Taylor had something fabulous and exotic and imperious — the role of Cleopatra in 1963, which marked the high-water mark of her fame, was the part she was born to play: powerful and desirable. There are plenty of beautiful and powerful female stars around now, but in 2011 none is coveted and fetishised in quite the same way.

Some swooning fans might think that her most purely ravishing presence was in a minor decorative role in the movie Beau Brummell, starring Stewart Granger. She was considered so beautiful as to be hyperreal. But her lethal sexiness began to uncoil with her Oscar-nominated performances in the late 1950s: in Raintree County and Suddenly, Last Summer> with Montgomery Clift, and in Cat on a Hot Tin Roof opposite the equally young and beautiful Paul Newman. It was this film that marked her out as the sexy but unsatisfied wife whose needs could not be satisfied by the current husband.

Butterfield 8, in 1960, was her first Oscar, and the film that cemented her iconic status: she is the single girl with wealthy gentleman friends, the sort who might, ambiguously, leave money on her bedside table after one-night stands — intended as ‘presents’.

But it was her role as Cleopatra that ignited a new global gossip industry with almost atom-splitting power. It was the most expensive movie of its day, with colossal sets that, in a pre-CGI age, all had to be built. In this simulated empire, Taylor was queen. She fell, hard, for her rugged co-star Richard Burton, playing Mark Antony, despite the fact both were married to other people.

It was a sensation, a love affair of such planet-shattering importance, that they were almost comparable to the real Antony and Cleopatra. Liz and Richard starred in six movies together, including the daring and emotional Who’s Afraid of Virginia Woolf? (her second Oscar) — and were married from 1964 to 1974, and then, again, from 1975 to 1976. The very fact that they couldn't keep away from each other, couldn’t keep their hands off each other, made them the most gloriously romantic couple in the world.

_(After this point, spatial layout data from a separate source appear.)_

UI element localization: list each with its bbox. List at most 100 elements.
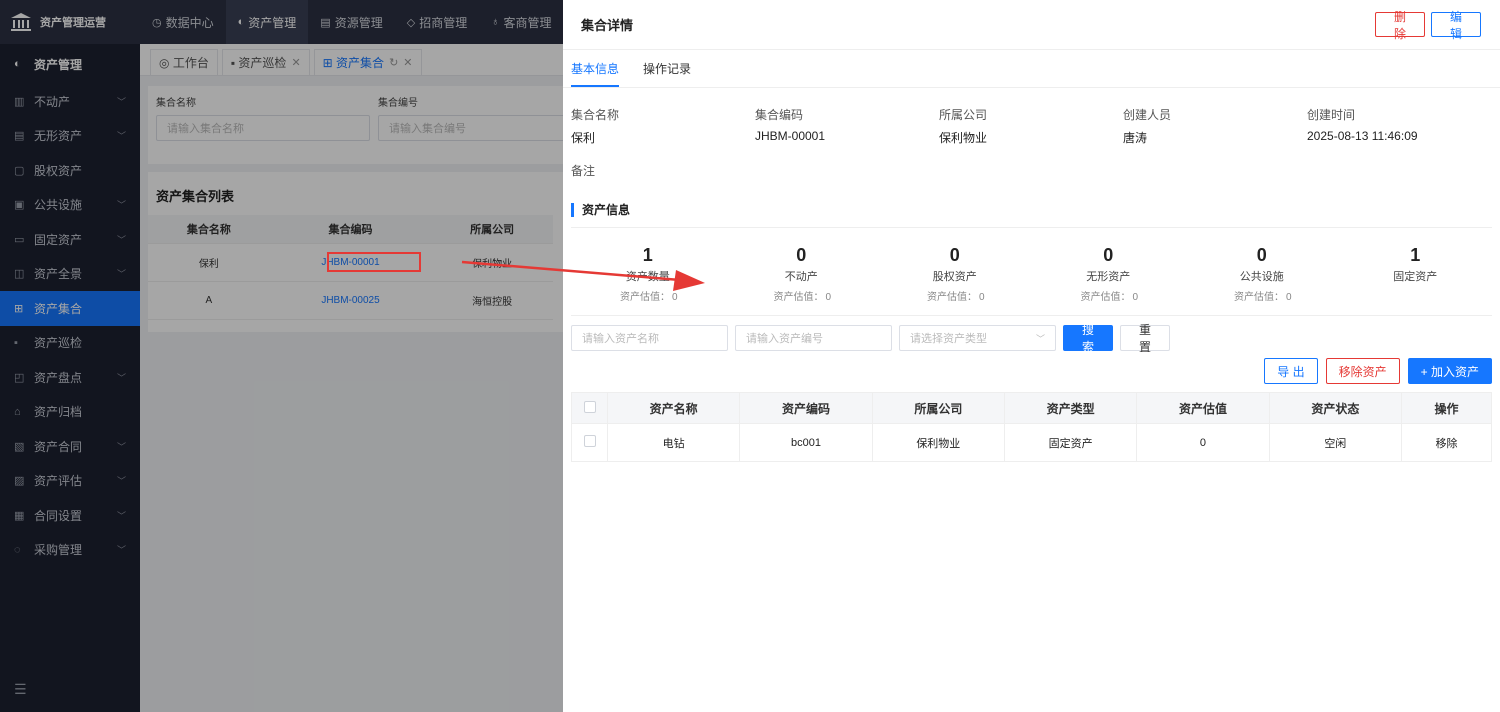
- sidebar-item-fixed-assets[interactable]: ▭ 固定资产 ﹀: [0, 222, 140, 257]
- nav-resource-management[interactable]: ▤ 资源管理: [308, 0, 394, 44]
- info-key: 所属公司: [939, 108, 988, 122]
- asset-type-select[interactable]: 请选择资产类型 ﹀: [899, 325, 1056, 351]
- sidebar-item-archive[interactable]: ⌂ 资产归档: [0, 395, 140, 430]
- stat-real-estate: 0 不动产 资产估值： 0: [725, 244, 879, 303]
- sidebar-item-label: 资产全景: [34, 267, 83, 282]
- cell-code-link[interactable]: JHBM-00025: [269, 281, 432, 320]
- tab-basic-info[interactable]: 基本信息: [571, 50, 620, 87]
- cell-name: 保利: [148, 243, 270, 282]
- shield-icon: ◐: [237, 16, 245, 28]
- sidebar-item-panorama[interactable]: ◫ 资产全景 ﹀: [0, 257, 140, 292]
- info-key: 集合名称: [571, 108, 620, 122]
- reset-button[interactable]: 重 置: [1120, 323, 1170, 354]
- asset-name-input[interactable]: 请输入资产名称: [571, 325, 728, 351]
- tab-label: 资产巡检: [238, 56, 287, 70]
- facility-icon: ▣: [14, 199, 25, 212]
- sidebar-item-inventory[interactable]: ◰ 资产盘点 ﹀: [0, 360, 140, 395]
- sidebar-item-contract[interactable]: ▧ 资产合同 ﹀: [0, 429, 140, 464]
- app-title: 资产管理运营: [40, 17, 106, 29]
- select-all-cell: [571, 392, 608, 424]
- stat-eval: 资产估值： 0: [725, 288, 879, 303]
- close-icon[interactable]: ✕: [291, 56, 300, 69]
- chevron-down-icon: ﹀: [116, 510, 126, 521]
- sidebar-item-procurement[interactable]: ◌ 采购管理 ﹀: [0, 533, 140, 568]
- panorama-icon: ◫: [14, 268, 25, 281]
- evaluation-icon: ▨: [14, 475, 25, 488]
- cell-company: 海恒控股: [431, 281, 553, 320]
- table-header: 资产估值: [1136, 392, 1270, 424]
- cell-asset-type: 固定资产: [1003, 423, 1138, 462]
- select-all-checkbox[interactable]: [583, 400, 596, 413]
- sidebar-item-collection[interactable]: ⊞ 资产集合: [0, 291, 140, 326]
- sidebar-item-label: 资产评估: [34, 474, 83, 489]
- sidebar-item-label: 资产盘点: [34, 370, 83, 385]
- stat-number: 0: [949, 245, 960, 265]
- asset-code-input[interactable]: 请输入资产编号: [735, 325, 892, 351]
- app-logo[interactable]: 资产管理运营: [0, 0, 140, 44]
- tab-operation-log[interactable]: 操作记录: [643, 50, 691, 87]
- info-key: 创建时间: [1307, 108, 1356, 122]
- nav-label: 招商管理: [419, 15, 468, 30]
- nav-investment-management[interactable]: ◇ 招商管理: [395, 0, 479, 44]
- sidebar-item-label: 固定资产: [34, 232, 83, 247]
- stat-eval: 资产估值： 0: [1185, 288, 1339, 303]
- remove-link[interactable]: 移除: [1401, 423, 1492, 462]
- refresh-icon[interactable]: ↻: [389, 56, 398, 69]
- chevron-down-icon: ﹀: [116, 372, 126, 383]
- tab-workbench[interactable]: ◎ 工作台: [150, 49, 218, 75]
- stat-number: 0: [1256, 245, 1267, 265]
- nav-asset-management[interactable]: ◐ 资产管理: [225, 0, 309, 44]
- diamond-icon: ◇: [406, 16, 416, 29]
- delete-button[interactable]: 删 除: [1375, 10, 1425, 41]
- sidebar-item-equity[interactable]: ▢ 股权资产: [0, 153, 140, 188]
- sidebar-header: ◐ 资产管理: [0, 44, 140, 84]
- info-value: 唐涛: [1123, 131, 1148, 145]
- sidebar: ◐ 资产管理 ▥ 不动产 ﹀ ▤ 无形资产 ﹀ ▢ 股权资产 ▣ 公共设施 ﹀ ▭ 固定资产 ﹀ ◫…: [0, 44, 140, 712]
- sidebar-item-contract-settings[interactable]: ▦ 合同设置 ﹀: [0, 498, 140, 533]
- info-value: 保利物业: [939, 131, 988, 145]
- sidebar-item-inspection[interactable]: ▪ 资产巡检: [0, 326, 140, 361]
- table-header: 所属公司: [431, 215, 553, 244]
- contract-icon: ▧: [14, 440, 25, 453]
- home-icon: ◎: [159, 55, 173, 70]
- remove-assets-button[interactable]: 移除资产: [1325, 358, 1400, 384]
- info-key: 集合编码: [755, 108, 804, 122]
- collection-name-input[interactable]: 请输入集合名称: [156, 115, 370, 141]
- sidebar-item-intangible[interactable]: ▤ 无形资产 ﹀: [0, 119, 140, 154]
- collapse-menu-icon[interactable]: ☰: [14, 681, 27, 698]
- stat-eval-value: 0: [671, 292, 678, 303]
- row-checkbox[interactable]: [583, 435, 596, 447]
- tab-inspection[interactable]: ▪ 资产巡检 ✕: [221, 49, 310, 75]
- table-header: 操作: [1401, 392, 1492, 424]
- shield-icon: ◐: [14, 58, 21, 70]
- close-icon[interactable]: ✕: [403, 56, 412, 69]
- sidebar-item-evaluation[interactable]: ▨ 资产评估 ﹀: [0, 464, 140, 499]
- cell-name: A: [148, 281, 270, 320]
- stat-number: 1: [1410, 245, 1421, 265]
- search-button[interactable]: 搜 索: [1063, 323, 1113, 354]
- edit-button[interactable]: 编 辑: [1431, 10, 1481, 41]
- monitor-icon: ▭: [14, 233, 25, 246]
- sidebar-item-label: 不动产: [34, 94, 71, 109]
- nav-customer-management[interactable]: ♁ 客商管理: [479, 0, 563, 44]
- stat-eval-label: 资产估值：: [619, 292, 670, 303]
- collection-code-input[interactable]: 请输入集合编号: [378, 115, 592, 141]
- chevron-down-icon: ﹀: [116, 545, 126, 556]
- sidebar-item-real-estate[interactable]: ▥ 不动产 ﹀: [0, 84, 140, 119]
- table-header: 集合编码: [269, 215, 432, 244]
- grid-icon: ⊞: [322, 55, 337, 70]
- cell-asset-code-link[interactable]: bc001: [739, 423, 873, 462]
- asset-table: 资产名称 资产编码 所属公司 资产类型 资产估值 资产状态 操作 电钻 bc00…: [571, 392, 1492, 462]
- tab-collection[interactable]: ⊞ 资产集合 ↻ ✕: [313, 49, 422, 75]
- table-header: 资产类型: [1003, 392, 1138, 424]
- database-icon: ▢: [14, 164, 25, 177]
- chevron-down-icon: ﹀: [116, 131, 126, 142]
- table-row[interactable]: A JHBM-00025 海恒控股: [148, 281, 553, 320]
- cell-asset-status: 空闲: [1268, 423, 1403, 462]
- sidebar-item-public-facilities[interactable]: ▣ 公共设施 ﹀: [0, 188, 140, 223]
- section-title: 资产信息: [571, 203, 1492, 217]
- nav-data-center[interactable]: ◷ 数据中心: [140, 0, 226, 44]
- document-icon: ▤: [320, 16, 331, 29]
- add-assets-button[interactable]: + 加入资产: [1407, 358, 1492, 384]
- export-button[interactable]: 导 出: [1264, 358, 1318, 384]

After Cleopatra, her star began to fall, but she developed charity work, a stage career, and an unflagging interest in marrying more men. Despite the association with Michael Jackson, she was known to have kept her sanity and good humour.

One of her very last performances was saying the first word of Maggie, the baby in the cartoon The Simpsons; she says “Daddy!” An inspired casting choice.

*The views expressed by the authors are personal.